Along the train fence, a row of beautiful purple flowers caught my eye and I took a shitty phone picture for some reason.

Not too shabby, right? You get a little older and wiser and you make less stupid decisions than ever before, but then weird shit starts happening to you and those you love, shit you have no control over. When you’re young you blame the world for your stupid decisions. When you’re old, you watch as people die and get sick. You (hopefully) realize all the bad things that ever happened while you were young were mostly your own fault. When you’re old the wisdom saves you from yourself but not from time.

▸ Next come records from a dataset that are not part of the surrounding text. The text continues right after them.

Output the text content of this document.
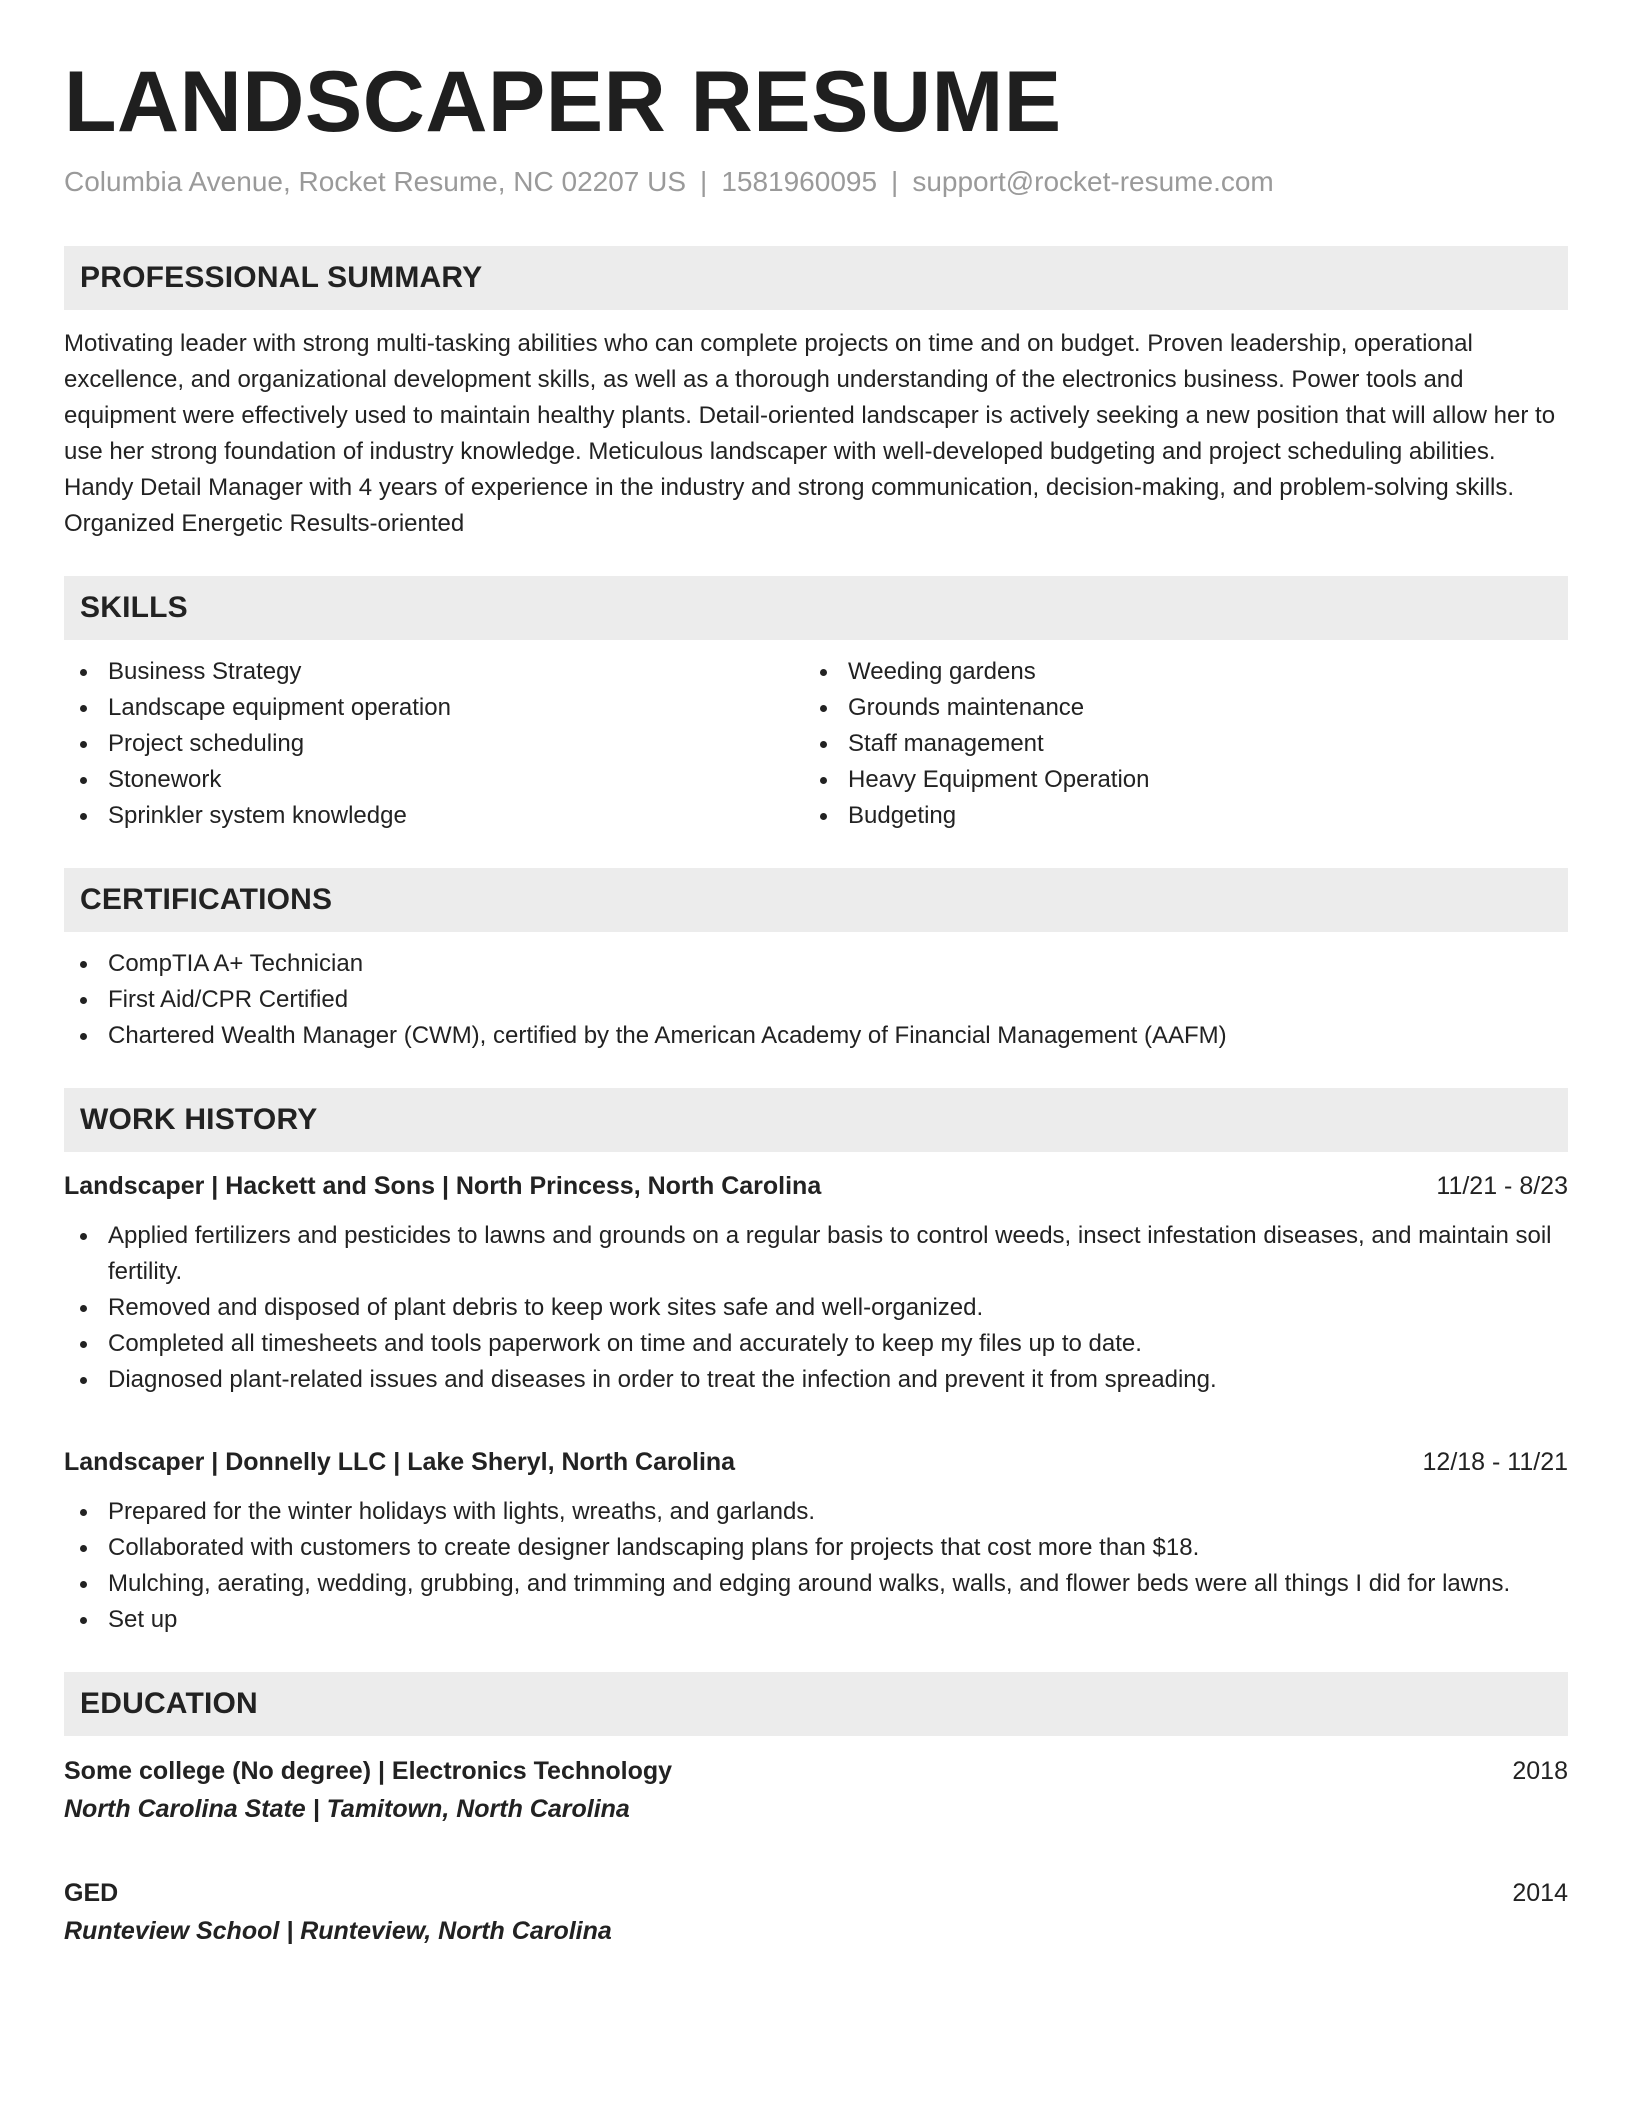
LANDSCAPER RESUME
Columbia Avenue, Rocket Resume, NC 02207 US | 1581960095 | support@rocket-resume.com
PROFESSIONAL SUMMARY

Motivating leader with strong multi-tasking abilities who can complete projects on time and on budget. Proven leadership, operational excellence, and organizational development skills, as well as a thorough understanding of the electronics business. Power tools and equipment were effectively used to maintain healthy plants. Detail-oriented landscaper is actively seeking a new position that will allow her to use her strong foundation of industry knowledge. Meticulous landscaper with well-developed budgeting and project scheduling abilities. Handy Detail Manager with 4 years of experience in the industry and strong communication, decision-making, and problem-solving skills. Organized Energetic Results-oriented

SKILLS
Business Strategy
Landscape equipment operation
Project scheduling
Stonework
Sprinkler system knowledge
Weeding gardens
Grounds maintenance
Staff management
Heavy Equipment Operation
Budgeting
CERTIFICATIONS
CompTIA A+ Technician
First Aid/CPR Certified
Chartered Wealth Manager (CWM), certified by the American Academy of Financial Management (AAFM)
WORK HISTORY
Landscaper | Hackett and Sons | North Princess, North Carolina	11/21 - 8/23
Applied fertilizers and pesticides to lawns and grounds on a regular basis to control weeds, insect infestation diseases, and maintain soil fertility.
Removed and disposed of plant debris to keep work sites safe and well-organized.
Completed all timesheets and tools paperwork on time and accurately to keep my files up to date.
Diagnosed plant-related issues and diseases in order to treat the infection and prevent it from spreading.
Landscaper | Donnelly LLC | Lake Sheryl, North Carolina	12/18 - 11/21
Prepared for the winter holidays with lights, wreaths, and garlands.
Collaborated with customers to create designer landscaping plans for projects that cost more than $18.
Mulching, aerating, wedding, grubbing, and trimming and edging around walks, walls, and flower beds were all things I did for lawns.
Set up
EDUCATION
Some college (No degree) | Electronics Technology	2018
North Carolina State | Tamitown, North Carolina
GED	2014
Runteview School | Runteview, North Carolina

I thought more about God. All the creatures of the Earth. The recent UFO sightings. The infinite universe. I started doing math in my head. The Milky Way Galaxy is 100,000 light years across and contains 200 billion stars. There’s planets circling most of those stars. That’s just one galaxy in the universe. Did you know there’s trillions of galaxies? The largest one of them, The Condor, is over 500,000 light years across and is 212 million light years away from us. Some of those stars and galaxies are so distant we may just be seeing the remnants of the light they shed before they died. They may not even exist anymore.
The closest star to our own solar system is called Proxima Centauri. It’s four light years away. Using our current technology, it would take 6,300 years to get there. Yeah, this all went through my head as I watched my son play, as I stood in the patch of nannies and on occasion, watched the train as it rumbled through, beyond the overgrowth of the steel fence, the kids all running toward it to see, my own excited son saying “Train, train,” in his little boy’s voice over and over. And you God, whether you exist or not, you did not create the world we live in now, stupid hairless ape human beings did that. If you’re responsible for something, it’s the simplicity and simultaneous, mind boggling complexity of the known world and its incredible mysteries and the innocence of children to let us know just how far we’ve come and where we’ll end up.